In a news release detailing the closure, the health department cited “flagrant violations of mandatory public health infection control orders” and failure “to cooperate with DPH’s investigation of a reported COVID-19 outbreak.”
This is one of the first forced closures of a factory in Los Angeles because of coronavirus-related outbreaks, according to Jan King, the regional health officer for South and West Los Angeles. Though the health department conducts numerous investigations, they are usually resolved through action with the companies involved.
“Business owners and operators have a corporate, moral and social responsibility to their employees and their families to provide a safe work environment that adheres to all of the health officer directives — this responsibility is important, now more than ever, as we continue to fight this deadly virus,” said Barbara Ferrer, the director of the Los Angeles County Department of Public Health, in a statement about the closure, which contained a timeline of the investigation.
In a phone call, Mr. Charney called the announcement “media theatrics,” and said: “I don’t think that press release represents the point of view of the people I am working with at the department of health.

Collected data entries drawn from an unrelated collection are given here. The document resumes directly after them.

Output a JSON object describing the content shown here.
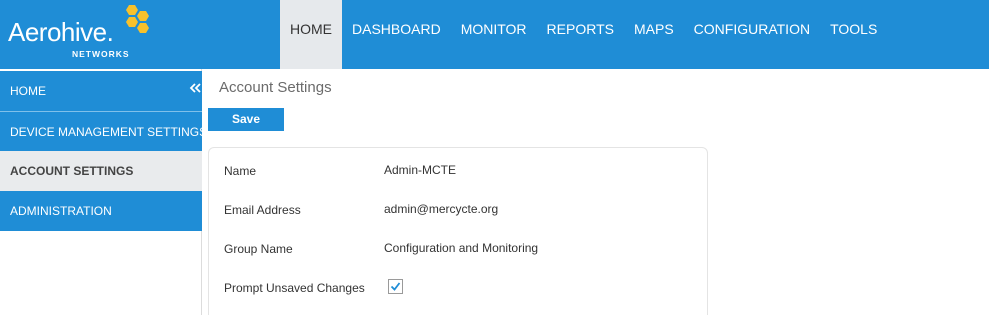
{
  "brand": {
    "name": "Aerohive.",
    "sub": "NETWORKS",
    "accent": "#1f8dd6",
    "logo_color": "#f7c12c"
  },
  "nav": {
    "items": [
      {
        "label": "HOME",
        "active": true
      },
      {
        "label": "DASHBOARD"
      },
      {
        "label": "MONITOR"
      },
      {
        "label": "REPORTS"
      },
      {
        "label": "MAPS"
      },
      {
        "label": "CONFIGURATION"
      },
      {
        "label": "TOOLS"
      }
    ]
  },
  "sidebar": {
    "collapse_icon": "double-chevron-left-icon",
    "items": [
      {
        "label": "HOME"
      },
      {
        "label": "DEVICE MANAGEMENT SETTINGS"
      },
      {
        "label": "ACCOUNT SETTINGS",
        "active": true
      },
      {
        "label": "ADMINISTRATION"
      }
    ]
  },
  "main": {
    "title": "Account Settings",
    "save_label": "Save",
    "fields": [
      {
        "label": "Name",
        "value": "Admin-MCTE"
      },
      {
        "label": "Email Address",
        "value": "admin@mercycte.org"
      },
      {
        "label": "Group Name",
        "value": "Configuration and Monitoring"
      },
      {
        "label": "Prompt Unsaved Changes",
        "checked": true
      }
    ]
  }
}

Some of them have apologized to me. It’s not truthful.”
He also issued a lengthy statement of his own in response, which stated, in part: “In all fairness, it’s morally irresponsible for the Health Department to speak on the infection rates at our factory without also addressing its connection to the issue at large: that the Latino community in Los Angeles is left vulnerable to Covid-19 in a healthcare system that provides no support with testing and no support or assistance for those that test positive.”